The Parisian landmark known as “Les Invalides” is best known for the tomb of one of France’s most famous generals. Its beginnings were much more humble.

In 1670, King Louis XIV ordered construction of a hospital and retirement home for French soldiers along the left bank of the Seine. The facility, originally known as “Hôtel National des Invalides” (“National Residence of the Invalids”), was built around a large courtyard suitable for military parades. When completed in 1676, more than 6,000 ailing French soldiers and veterans called it home. In 1679, a chapel was constructed on the north end of the facility. Residents were required to attend daily. King Louis soon decided that the chapel was not sufficiently elegant for him to worship with his soldiers, so he ordered construction of a new church inside the north end. The church, completed in 1708, included a dome rising 350 feet above the street,  modeled on the one on St. Peter’s Basilica in Rome. The gilded dome, visible around Paris, is the finest dome in the city. The church became known as “Église du Dôme (“Church of the Dome”).

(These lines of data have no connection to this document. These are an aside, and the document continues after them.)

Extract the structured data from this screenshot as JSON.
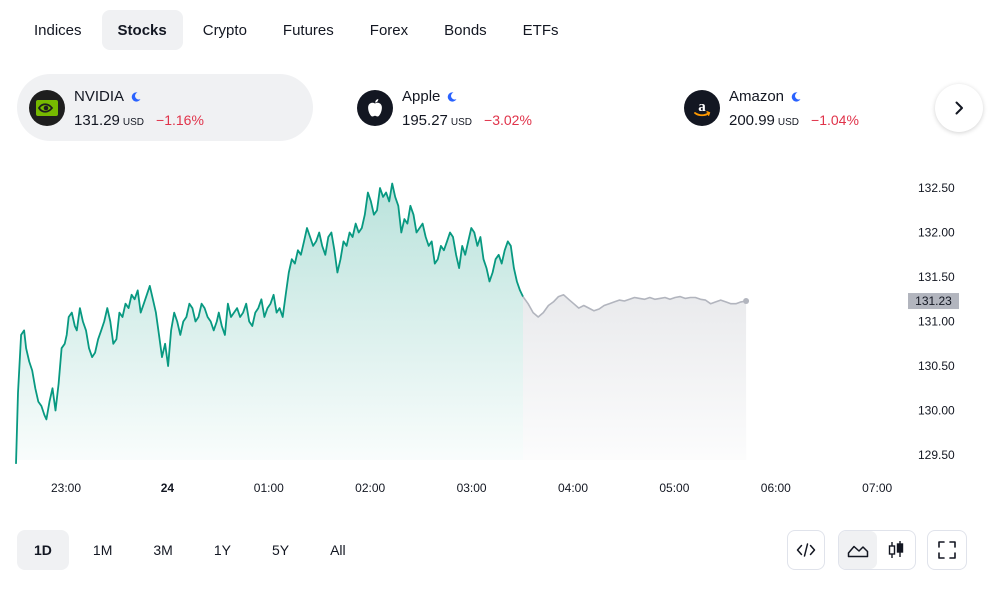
{
  "tabs": [
    {
      "label": "Indices",
      "active": false
    },
    {
      "label": "Stocks",
      "active": true
    },
    {
      "label": "Crypto",
      "active": false
    },
    {
      "label": "Futures",
      "active": false
    },
    {
      "label": "Forex",
      "active": false
    },
    {
      "label": "Bonds",
      "active": false
    },
    {
      "label": "ETFs",
      "active": false
    }
  ],
  "cards": [
    {
      "name": "NVIDIA",
      "price": "131.29",
      "currency": "USD",
      "change": "−1.16%",
      "logo_icon": "nvidia-logo-icon",
      "logo_bg": "#1e1e1e",
      "active": true
    },
    {
      "name": "Apple",
      "price": "195.27",
      "currency": "USD",
      "change": "−3.02%",
      "logo_icon": "apple-logo-icon",
      "logo_bg": "#131722",
      "active": false
    },
    {
      "name": "Amazon",
      "price": "200.99",
      "currency": "USD",
      "change": "−1.04%",
      "logo_icon": "amazon-logo-icon",
      "logo_bg": "#131722",
      "active": false
    }
  ],
  "chart_data": {
    "type": "area",
    "x_ticks": [
      "23:00",
      "24",
      "01:00",
      "02:00",
      "03:00",
      "04:00",
      "05:00",
      "06:00",
      "07:00"
    ],
    "y_ticks": [
      "132.50",
      "132.00",
      "131.50",
      "131.00",
      "130.50",
      "130.00",
      "129.50"
    ],
    "ylim": [
      129.3,
      132.7
    ],
    "current_price_label": "131.23",
    "colors": {
      "session_line": "#089981",
      "extended_line": "#b2b5be",
      "badge_bg": "#b2b5be"
    },
    "series": [
      {
        "session": "regular",
        "x": [
          0,
          0.02,
          0.05,
          0.08,
          0.1,
          0.13,
          0.16,
          0.19,
          0.22,
          0.25,
          0.28,
          0.3,
          0.33,
          0.36,
          0.39,
          0.42,
          0.45,
          0.48,
          0.5,
          0.52,
          0.55,
          0.58,
          0.6,
          0.63,
          0.66,
          0.69,
          0.72,
          0.75,
          0.78,
          0.81,
          0.84,
          0.87,
          0.9,
          0.93,
          0.96,
          0.99,
          1.02,
          1.05,
          1.08,
          1.11,
          1.14,
          1.17,
          1.2,
          1.23,
          1.26,
          1.29,
          1.32,
          1.35,
          1.38,
          1.41,
          1.44,
          1.47,
          1.5,
          1.53,
          1.56,
          1.59,
          1.62,
          1.65,
          1.68,
          1.71,
          1.74,
          1.77,
          1.8,
          1.83,
          1.86,
          1.89,
          1.92,
          1.95,
          1.98,
          2.0,
          2.03,
          2.06,
          2.09,
          2.12,
          2.15,
          2.18,
          2.21,
          2.24,
          2.27,
          2.3,
          2.33,
          2.36,
          2.39,
          2.42,
          2.45,
          2.48,
          2.51,
          2.54,
          2.57,
          2.6,
          2.63,
          2.66,
          2.69,
          2.72,
          2.75,
          2.78,
          2.81,
          2.84,
          2.87,
          2.9,
          2.93,
          2.96,
          2.99,
          3.02,
          3.05,
          3.08,
          3.11,
          3.14,
          3.17,
          3.2,
          3.23,
          3.26,
          3.29,
          3.32,
          3.35,
          3.38,
          3.41,
          3.44,
          3.47,
          3.5,
          3.53,
          3.56,
          3.59,
          3.62,
          3.65,
          3.68,
          3.71,
          3.74,
          3.77,
          3.8,
          3.83,
          3.86,
          3.89,
          3.92,
          3.95,
          3.98,
          4.01,
          4.04,
          4.07,
          4.1,
          4.13,
          4.16,
          4.19,
          4.22,
          4.25,
          4.28,
          4.31,
          4.34,
          4.37,
          4.4,
          4.43,
          4.46,
          4.49,
          4.52,
          4.55,
          4.58,
          4.61,
          4.64,
          4.67,
          4.7,
          4.73,
          4.76,
          4.79,
          4.82,
          4.85,
          4.88,
          4.91,
          4.94,
          4.97,
          5.0
        ],
        "y": [
          129.4,
          130.2,
          130.85,
          130.9,
          130.7,
          130.55,
          130.45,
          130.25,
          130.1,
          130.05,
          129.95,
          129.9,
          130.1,
          130.25,
          130.0,
          130.3,
          130.7,
          130.75,
          130.85,
          131.05,
          131.1,
          130.95,
          130.9,
          131.15,
          131.0,
          130.9,
          130.7,
          130.6,
          130.65,
          130.8,
          130.9,
          131.0,
          131.15,
          131.0,
          130.75,
          130.8,
          131.1,
          131.05,
          131.2,
          131.15,
          131.3,
          131.25,
          131.35,
          131.1,
          131.2,
          131.3,
          131.4,
          131.25,
          131.1,
          130.85,
          130.6,
          130.75,
          130.5,
          130.9,
          131.1,
          131.0,
          130.85,
          131.0,
          131.05,
          131.2,
          131.15,
          131.0,
          131.05,
          131.2,
          131.15,
          131.05,
          131.0,
          130.9,
          131.0,
          131.1,
          130.95,
          130.85,
          131.2,
          131.05,
          131.1,
          131.15,
          131.05,
          131.1,
          131.2,
          131.0,
          130.95,
          131.1,
          131.15,
          131.25,
          131.05,
          131.15,
          131.2,
          131.3,
          131.1,
          131.15,
          131.05,
          131.3,
          131.55,
          131.7,
          131.65,
          131.8,
          131.75,
          131.9,
          132.05,
          131.95,
          131.85,
          131.9,
          132.0,
          131.85,
          131.75,
          131.95,
          132.0,
          131.8,
          131.55,
          131.7,
          131.9,
          131.85,
          132.0,
          131.95,
          132.1,
          132.0,
          132.05,
          132.2,
          132.45,
          132.35,
          132.2,
          132.25,
          132.5,
          132.4,
          132.45,
          132.35,
          132.55,
          132.4,
          132.3,
          132.0,
          132.15,
          132.1,
          132.3,
          132.2,
          132.0,
          132.05,
          132.1,
          131.95,
          131.85,
          131.9,
          131.65,
          131.7,
          131.85,
          131.8,
          131.9,
          132.0,
          131.95,
          131.75,
          131.6,
          131.85,
          131.75,
          131.9,
          132.05,
          132.0,
          131.85,
          131.95,
          131.7,
          131.6,
          131.45,
          131.55,
          131.7,
          131.75,
          131.65,
          131.8,
          131.9,
          131.85,
          131.6,
          131.45,
          131.35,
          131.28
        ]
      },
      {
        "session": "extended",
        "x": [
          5.0,
          5.05,
          5.1,
          5.15,
          5.2,
          5.25,
          5.3,
          5.35,
          5.4,
          5.45,
          5.5,
          5.55,
          5.6,
          5.65,
          5.7,
          5.75,
          5.8,
          5.85,
          5.9,
          5.95,
          6.0,
          6.05,
          6.1,
          6.15,
          6.2,
          6.25,
          6.3,
          6.35,
          6.4,
          6.45,
          6.5,
          6.55,
          6.6,
          6.65,
          6.7,
          6.75,
          6.8,
          6.85,
          6.9,
          6.95,
          7.0,
          7.05,
          7.1,
          7.15,
          7.2
        ],
        "y": [
          131.28,
          131.2,
          131.1,
          131.05,
          131.1,
          131.18,
          131.22,
          131.28,
          131.3,
          131.25,
          131.2,
          131.15,
          131.18,
          131.15,
          131.12,
          131.14,
          131.18,
          131.2,
          131.22,
          131.24,
          131.23,
          131.25,
          131.27,
          131.26,
          131.25,
          131.27,
          131.25,
          131.26,
          131.27,
          131.25,
          131.27,
          131.28,
          131.26,
          131.27,
          131.27,
          131.25,
          131.24,
          131.2,
          131.22,
          131.24,
          131.22,
          131.2,
          131.2,
          131.22,
          131.23
        ]
      }
    ]
  },
  "ranges": [
    {
      "label": "1D",
      "active": true
    },
    {
      "label": "1M",
      "active": false
    },
    {
      "label": "3M",
      "active": false
    },
    {
      "label": "1Y",
      "active": false
    },
    {
      "label": "5Y",
      "active": false
    },
    {
      "label": "All",
      "active": false
    }
  ],
  "tools": {
    "embed_icon": "code-icon",
    "area_icon": "area-chart-icon",
    "candles_icon": "candlestick-icon",
    "fullscreen_icon": "fullscreen-icon"
  }
}
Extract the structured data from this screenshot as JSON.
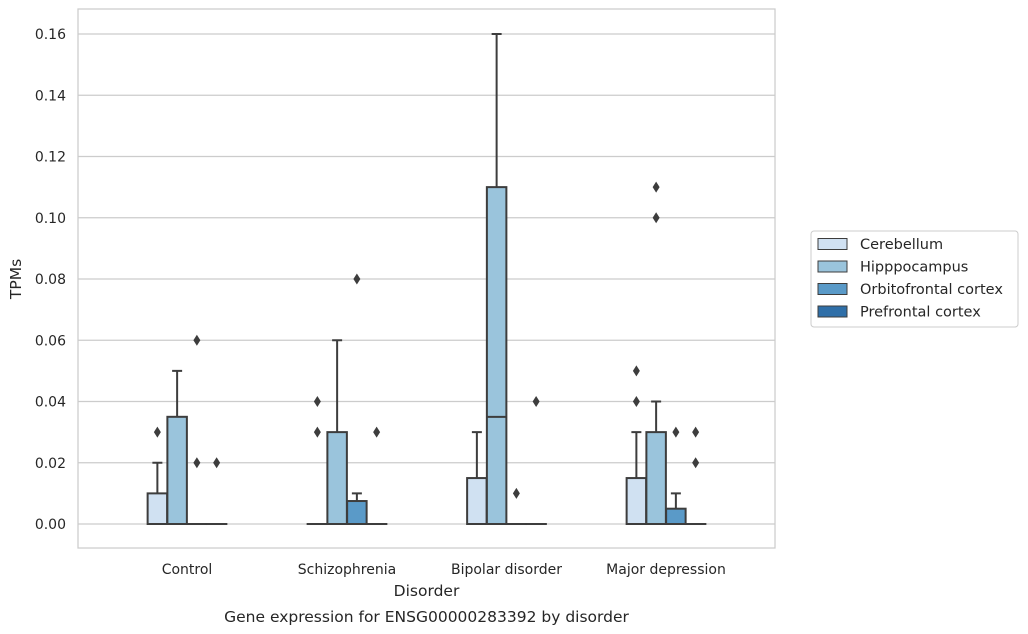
{
  "chart_data": {
    "type": "box",
    "caption": "Gene expression for ENSG00000283392 by disorder",
    "xlabel": "Disorder",
    "ylabel": "TPMs",
    "ylim": [
      -0.008,
      0.168
    ],
    "yticks": [
      0.0,
      0.02,
      0.04,
      0.06,
      0.08,
      0.1,
      0.12,
      0.14,
      0.16
    ],
    "ytick_labels": [
      "0.00",
      "0.02",
      "0.04",
      "0.06",
      "0.08",
      "0.10",
      "0.12",
      "0.14",
      "0.16"
    ],
    "grid": true,
    "legend_position": "right",
    "categories": [
      "Control",
      "Schizophrenia",
      "Bipolar disorder",
      "Major depression"
    ],
    "series": [
      {
        "name": "Cerebellum",
        "color": "#d0e1f2",
        "boxes": [
          {
            "whislo": 0,
            "q1": 0,
            "med": 0,
            "q3": 0.01,
            "whishi": 0.02,
            "fliers": [
              0.03
            ]
          },
          {
            "whislo": 0,
            "q1": 0,
            "med": 0,
            "q3": 0,
            "whishi": 0,
            "fliers": [
              0.03,
              0.04
            ]
          },
          {
            "whislo": 0,
            "q1": 0,
            "med": 0,
            "q3": 0.015,
            "whishi": 0.03,
            "fliers": []
          },
          {
            "whislo": 0,
            "q1": 0,
            "med": 0,
            "q3": 0.015,
            "whishi": 0.03,
            "fliers": [
              0.04,
              0.05
            ]
          }
        ]
      },
      {
        "name": "Hipppocampus",
        "color": "#9ac4dc",
        "boxes": [
          {
            "whislo": 0,
            "q1": 0,
            "med": 0,
            "q3": 0.035,
            "whishi": 0.05,
            "fliers": []
          },
          {
            "whislo": 0,
            "q1": 0,
            "med": 0,
            "q3": 0.03,
            "whishi": 0.06,
            "fliers": []
          },
          {
            "whislo": 0,
            "q1": 0,
            "med": 0.035,
            "q3": 0.11,
            "whishi": 0.16,
            "fliers": []
          },
          {
            "whislo": 0,
            "q1": 0,
            "med": 0,
            "q3": 0.03,
            "whishi": 0.04,
            "fliers": [
              0.1,
              0.11
            ]
          }
        ]
      },
      {
        "name": "Orbitofrontal cortex",
        "color": "#5a9ac8",
        "boxes": [
          {
            "whislo": 0,
            "q1": 0,
            "med": 0,
            "q3": 0,
            "whishi": 0,
            "fliers": [
              0.02,
              0.06
            ]
          },
          {
            "whislo": 0,
            "q1": 0,
            "med": 0,
            "q3": 0.0075,
            "whishi": 0.01,
            "fliers": [
              0.08
            ]
          },
          {
            "whislo": 0,
            "q1": 0,
            "med": 0,
            "q3": 0,
            "whishi": 0,
            "fliers": [
              0.01
            ]
          },
          {
            "whislo": 0,
            "q1": 0,
            "med": 0,
            "q3": 0.005,
            "whishi": 0.01,
            "fliers": [
              0.03
            ]
          }
        ]
      },
      {
        "name": "Prefrontal cortex",
        "color": "#2f6fa8",
        "boxes": [
          {
            "whislo": 0,
            "q1": 0,
            "med": 0,
            "q3": 0,
            "whishi": 0,
            "fliers": [
              0.02
            ]
          },
          {
            "whislo": 0,
            "q1": 0,
            "med": 0,
            "q3": 0,
            "whishi": 0,
            "fliers": [
              0.03
            ]
          },
          {
            "whislo": 0,
            "q1": 0,
            "med": 0,
            "q3": 0,
            "whishi": 0,
            "fliers": [
              0.04
            ]
          },
          {
            "whislo": 0,
            "q1": 0,
            "med": 0,
            "q3": 0,
            "whishi": 0,
            "fliers": [
              0.02,
              0.03
            ]
          }
        ]
      }
    ]
  }
}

When Napoleon Bonaparte died in 1821, he was buried in St. Helena, where he had been in exile for six years. In 1840, King Louis-Philippe returned Napoleon’s body to Paris and began excavating an area beneath the dome of the Church of the Dome for Napoleon’s tomb. In 1861, Napoleon’s body was placed in an enormous crypt constructed of red quartzite resting atop a green granite base. Les Invalides also houses the tombs of other French soldiers, including Marshall Ferdinand Foch, the supreme commander of Allied forces in World War I.  Les Invalides, which now includes museums of French military history, is open to the public. Visitors can view Napoleon’s tomb from above.